Abstract
About 5%–6% of all breast cancer develops in young women (≤40 years old). Some of them had not yet had a child while diagnosed with malignancy. Fertility preservation before systemic therapy, which is used in most patients, is essential for them. There are a few options to preserve fertility: assisted reproductive technology (ART) (cryopreservation of embryos, oocytes, or ovarian tissue) and gonadotropin releasing hormone (GnRH) analogs. 1 From many years we have dealt with these problems at Maria Skłodowska-Curie Memorial Cancer Centre and Institute of Oncology, Warsaw, Poland. 2
Jach et al. 3 have recently published the “Recommendations of the Fertility Preservation Working Group in Oncological, Hematological and Other Patients Treated with Gonadotoxic Therapies ‘ONCOFERTILITY’ (GROF) of the Polish Society of Oncological Gynecology.” This document highlights the importance of the topic and proposes the recommendations. The authors state that GnRH analogs can be used during chemotherapy only in triple-negative breast cancer patients (who represent 10%–20% of all breast cancer). We notice a wider group of young breast cancer patients who can benefit from GnRH analogs for preserving ovarian function and fertility. In a meta-analysis of 12 randomized controlled trials, published in 2015, the risk of premature ovarian failure was significantly reduced in patients treated with concurrent GnRH analogs comparing with women treated only with chemotherapy [odds ratio (OR): 0.36; 95% confidence interval (CI): 0.23–0.57; p < 0.001]. 4 The chance for pregnancy in the future was higher in patients using GnRH analogs during chemotherapy (data from five studies: 33 vs. 19 women; OR: 1.83; 95% CI: 1.02–3.28; p = 0.041).

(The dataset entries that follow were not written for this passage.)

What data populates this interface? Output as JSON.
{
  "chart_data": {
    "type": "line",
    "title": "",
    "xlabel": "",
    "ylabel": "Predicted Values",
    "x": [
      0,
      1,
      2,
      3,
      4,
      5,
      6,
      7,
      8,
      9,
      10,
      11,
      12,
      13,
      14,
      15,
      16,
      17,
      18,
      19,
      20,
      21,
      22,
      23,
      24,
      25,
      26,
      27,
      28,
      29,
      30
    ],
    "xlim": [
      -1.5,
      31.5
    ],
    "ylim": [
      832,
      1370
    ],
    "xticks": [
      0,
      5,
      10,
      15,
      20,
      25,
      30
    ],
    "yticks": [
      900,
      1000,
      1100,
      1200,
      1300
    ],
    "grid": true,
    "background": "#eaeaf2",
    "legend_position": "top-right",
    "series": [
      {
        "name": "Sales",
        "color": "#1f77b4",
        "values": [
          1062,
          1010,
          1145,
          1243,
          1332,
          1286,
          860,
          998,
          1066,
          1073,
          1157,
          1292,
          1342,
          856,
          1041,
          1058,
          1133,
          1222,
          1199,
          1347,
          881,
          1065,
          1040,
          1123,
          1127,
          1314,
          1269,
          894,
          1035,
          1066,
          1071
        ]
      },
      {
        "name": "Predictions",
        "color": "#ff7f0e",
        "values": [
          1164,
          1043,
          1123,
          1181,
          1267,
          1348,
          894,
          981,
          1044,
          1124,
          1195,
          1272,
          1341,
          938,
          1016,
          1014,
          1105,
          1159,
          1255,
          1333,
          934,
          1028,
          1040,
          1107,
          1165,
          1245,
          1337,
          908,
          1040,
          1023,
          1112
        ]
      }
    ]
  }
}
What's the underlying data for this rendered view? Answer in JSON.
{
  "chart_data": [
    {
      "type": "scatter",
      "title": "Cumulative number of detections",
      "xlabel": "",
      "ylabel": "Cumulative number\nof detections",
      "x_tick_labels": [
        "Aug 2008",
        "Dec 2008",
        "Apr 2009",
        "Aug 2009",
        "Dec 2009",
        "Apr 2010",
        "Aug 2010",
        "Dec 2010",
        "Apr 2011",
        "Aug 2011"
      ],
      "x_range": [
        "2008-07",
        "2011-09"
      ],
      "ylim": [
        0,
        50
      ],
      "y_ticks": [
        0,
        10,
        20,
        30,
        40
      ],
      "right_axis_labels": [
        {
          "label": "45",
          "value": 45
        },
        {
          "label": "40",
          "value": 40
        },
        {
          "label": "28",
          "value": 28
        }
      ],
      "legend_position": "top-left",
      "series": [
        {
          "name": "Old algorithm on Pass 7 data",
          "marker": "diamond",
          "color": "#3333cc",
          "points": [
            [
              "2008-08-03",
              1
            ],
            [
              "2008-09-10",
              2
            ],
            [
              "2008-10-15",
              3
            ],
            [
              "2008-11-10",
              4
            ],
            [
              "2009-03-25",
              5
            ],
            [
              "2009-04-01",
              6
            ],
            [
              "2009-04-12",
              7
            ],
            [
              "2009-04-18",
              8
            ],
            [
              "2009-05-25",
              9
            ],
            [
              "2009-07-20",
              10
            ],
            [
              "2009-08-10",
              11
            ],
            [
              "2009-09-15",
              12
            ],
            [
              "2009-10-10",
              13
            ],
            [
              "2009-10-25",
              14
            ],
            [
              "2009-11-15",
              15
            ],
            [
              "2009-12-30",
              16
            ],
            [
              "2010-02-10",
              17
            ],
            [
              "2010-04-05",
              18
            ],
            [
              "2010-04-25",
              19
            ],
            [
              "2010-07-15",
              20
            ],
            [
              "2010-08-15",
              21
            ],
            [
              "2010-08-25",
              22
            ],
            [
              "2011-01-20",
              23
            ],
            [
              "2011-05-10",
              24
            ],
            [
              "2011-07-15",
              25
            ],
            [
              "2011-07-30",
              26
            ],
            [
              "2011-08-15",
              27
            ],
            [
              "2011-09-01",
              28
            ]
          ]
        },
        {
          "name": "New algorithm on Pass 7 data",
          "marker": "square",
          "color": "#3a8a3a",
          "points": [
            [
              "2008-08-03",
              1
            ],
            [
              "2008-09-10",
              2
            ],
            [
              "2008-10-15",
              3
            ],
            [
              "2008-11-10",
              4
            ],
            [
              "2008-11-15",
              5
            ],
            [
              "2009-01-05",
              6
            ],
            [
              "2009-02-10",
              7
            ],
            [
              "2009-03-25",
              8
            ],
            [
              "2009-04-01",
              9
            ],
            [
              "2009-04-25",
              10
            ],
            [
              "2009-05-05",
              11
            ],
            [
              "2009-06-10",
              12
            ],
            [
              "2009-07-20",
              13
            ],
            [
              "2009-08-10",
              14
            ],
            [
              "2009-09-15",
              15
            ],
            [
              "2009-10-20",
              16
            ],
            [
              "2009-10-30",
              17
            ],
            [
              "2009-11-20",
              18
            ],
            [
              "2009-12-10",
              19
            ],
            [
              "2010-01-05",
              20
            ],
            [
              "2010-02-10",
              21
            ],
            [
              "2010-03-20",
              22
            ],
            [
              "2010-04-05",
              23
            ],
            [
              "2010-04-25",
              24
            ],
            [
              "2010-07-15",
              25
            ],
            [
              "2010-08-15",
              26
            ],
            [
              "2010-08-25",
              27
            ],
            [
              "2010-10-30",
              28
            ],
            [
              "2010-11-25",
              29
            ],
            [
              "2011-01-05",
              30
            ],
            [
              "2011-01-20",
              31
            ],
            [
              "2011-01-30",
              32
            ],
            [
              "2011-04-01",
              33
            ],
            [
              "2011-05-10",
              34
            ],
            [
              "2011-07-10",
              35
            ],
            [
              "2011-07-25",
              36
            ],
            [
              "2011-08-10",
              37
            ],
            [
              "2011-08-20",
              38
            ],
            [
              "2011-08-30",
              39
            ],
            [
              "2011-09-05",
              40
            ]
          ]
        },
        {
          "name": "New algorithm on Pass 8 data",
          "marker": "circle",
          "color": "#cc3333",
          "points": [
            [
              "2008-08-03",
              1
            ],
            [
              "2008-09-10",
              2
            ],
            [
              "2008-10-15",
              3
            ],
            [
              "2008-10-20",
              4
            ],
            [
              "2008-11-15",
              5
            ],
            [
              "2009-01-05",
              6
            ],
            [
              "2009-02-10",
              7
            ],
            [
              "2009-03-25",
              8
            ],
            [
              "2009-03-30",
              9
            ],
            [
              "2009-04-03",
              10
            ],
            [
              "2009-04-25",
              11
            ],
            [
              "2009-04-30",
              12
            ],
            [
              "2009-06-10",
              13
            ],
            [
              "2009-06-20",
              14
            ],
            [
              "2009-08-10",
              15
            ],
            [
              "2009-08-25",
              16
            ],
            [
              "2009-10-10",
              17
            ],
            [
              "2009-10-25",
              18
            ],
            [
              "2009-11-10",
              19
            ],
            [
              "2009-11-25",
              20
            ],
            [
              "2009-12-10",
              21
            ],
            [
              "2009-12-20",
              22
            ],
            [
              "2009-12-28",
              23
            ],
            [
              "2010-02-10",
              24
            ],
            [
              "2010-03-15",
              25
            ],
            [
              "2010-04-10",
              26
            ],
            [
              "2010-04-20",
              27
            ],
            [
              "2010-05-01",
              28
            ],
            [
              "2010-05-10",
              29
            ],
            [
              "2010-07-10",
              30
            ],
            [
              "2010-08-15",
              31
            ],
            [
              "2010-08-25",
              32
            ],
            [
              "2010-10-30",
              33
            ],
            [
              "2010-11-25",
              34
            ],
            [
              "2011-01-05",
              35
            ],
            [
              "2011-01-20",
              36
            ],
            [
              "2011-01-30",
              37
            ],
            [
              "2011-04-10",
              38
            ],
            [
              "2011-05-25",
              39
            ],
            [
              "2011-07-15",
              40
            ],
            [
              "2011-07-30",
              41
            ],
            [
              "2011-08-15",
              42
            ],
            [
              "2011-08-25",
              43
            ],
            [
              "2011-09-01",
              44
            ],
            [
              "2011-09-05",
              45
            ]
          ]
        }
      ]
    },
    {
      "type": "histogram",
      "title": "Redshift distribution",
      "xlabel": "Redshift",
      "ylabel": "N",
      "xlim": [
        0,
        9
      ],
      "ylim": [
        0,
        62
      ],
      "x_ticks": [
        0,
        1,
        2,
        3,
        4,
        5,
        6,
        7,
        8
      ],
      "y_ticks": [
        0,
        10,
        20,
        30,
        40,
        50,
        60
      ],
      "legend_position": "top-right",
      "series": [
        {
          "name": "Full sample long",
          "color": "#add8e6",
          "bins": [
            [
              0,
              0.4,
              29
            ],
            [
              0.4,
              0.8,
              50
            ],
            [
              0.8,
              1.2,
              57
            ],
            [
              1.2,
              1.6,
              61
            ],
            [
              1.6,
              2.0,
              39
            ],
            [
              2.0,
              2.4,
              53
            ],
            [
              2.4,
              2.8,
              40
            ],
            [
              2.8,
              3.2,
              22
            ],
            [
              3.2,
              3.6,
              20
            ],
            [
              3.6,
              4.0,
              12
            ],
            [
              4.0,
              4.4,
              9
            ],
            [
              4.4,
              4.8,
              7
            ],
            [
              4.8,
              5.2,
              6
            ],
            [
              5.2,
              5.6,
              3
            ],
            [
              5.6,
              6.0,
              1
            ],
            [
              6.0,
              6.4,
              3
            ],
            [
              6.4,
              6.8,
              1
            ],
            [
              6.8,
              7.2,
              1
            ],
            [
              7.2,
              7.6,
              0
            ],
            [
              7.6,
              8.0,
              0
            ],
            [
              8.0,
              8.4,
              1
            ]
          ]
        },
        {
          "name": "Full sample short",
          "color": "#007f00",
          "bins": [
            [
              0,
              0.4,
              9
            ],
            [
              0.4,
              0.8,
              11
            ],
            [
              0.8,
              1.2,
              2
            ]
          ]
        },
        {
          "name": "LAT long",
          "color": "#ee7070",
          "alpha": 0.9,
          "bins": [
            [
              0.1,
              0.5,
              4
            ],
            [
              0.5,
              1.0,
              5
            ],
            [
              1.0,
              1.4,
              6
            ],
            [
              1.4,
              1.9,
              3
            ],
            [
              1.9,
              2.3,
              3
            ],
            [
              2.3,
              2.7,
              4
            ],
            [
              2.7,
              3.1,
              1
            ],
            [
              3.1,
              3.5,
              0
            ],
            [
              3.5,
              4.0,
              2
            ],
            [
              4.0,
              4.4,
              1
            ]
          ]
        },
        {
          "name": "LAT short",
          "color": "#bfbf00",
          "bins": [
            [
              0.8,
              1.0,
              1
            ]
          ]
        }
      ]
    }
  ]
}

Pregnancy in women who have undergone treatment for breast cancer does not increase the risk of either recurrence or death, also in case of luminal breast cancer. The aforementioned meta-analysis showed no impact of using temporary ovarian suppression on prognosis (disease free survival [DFS] hazard ratio [HR]: 1.00; 95% CI: 0.49–2.04; p = 0.939). 4 Data from trials analyzing different breast cancer subtypes support this statement (including POEMS, PROMISE-GIM6, and OPTION trials). 5
Finally, according to recently published ESO-ESMO 3rd international consensus guidelines for breast cancer in young women (BCY3) GnRH agonists should be discussed as an option with all interested patients, irrespective of biologic tumor subtype. 1 For some women who are unable to have fertility preservation procedures, access to GRNH agonists will allow an opportunity to preserve fertility.
Jach et al. 3 recommend using GnRH analogs only if the other options to preserve fertility cannot be applied. We propose that fertility preservation procedures can be combined with ovarian suppression. This strategy can increase the chance for fertility and gonadal function preservation. In some patients, there is a chance to become pregnant without ART, and GnRH analogs improve this possibility. This approach can reduce medical procedures and costs.
In conclusion, young cancer patients should be referred to a specialist in fertility preservation as soon as the decision on systemic therapy is made. ART and GnRH analogs should be discussed with all of them.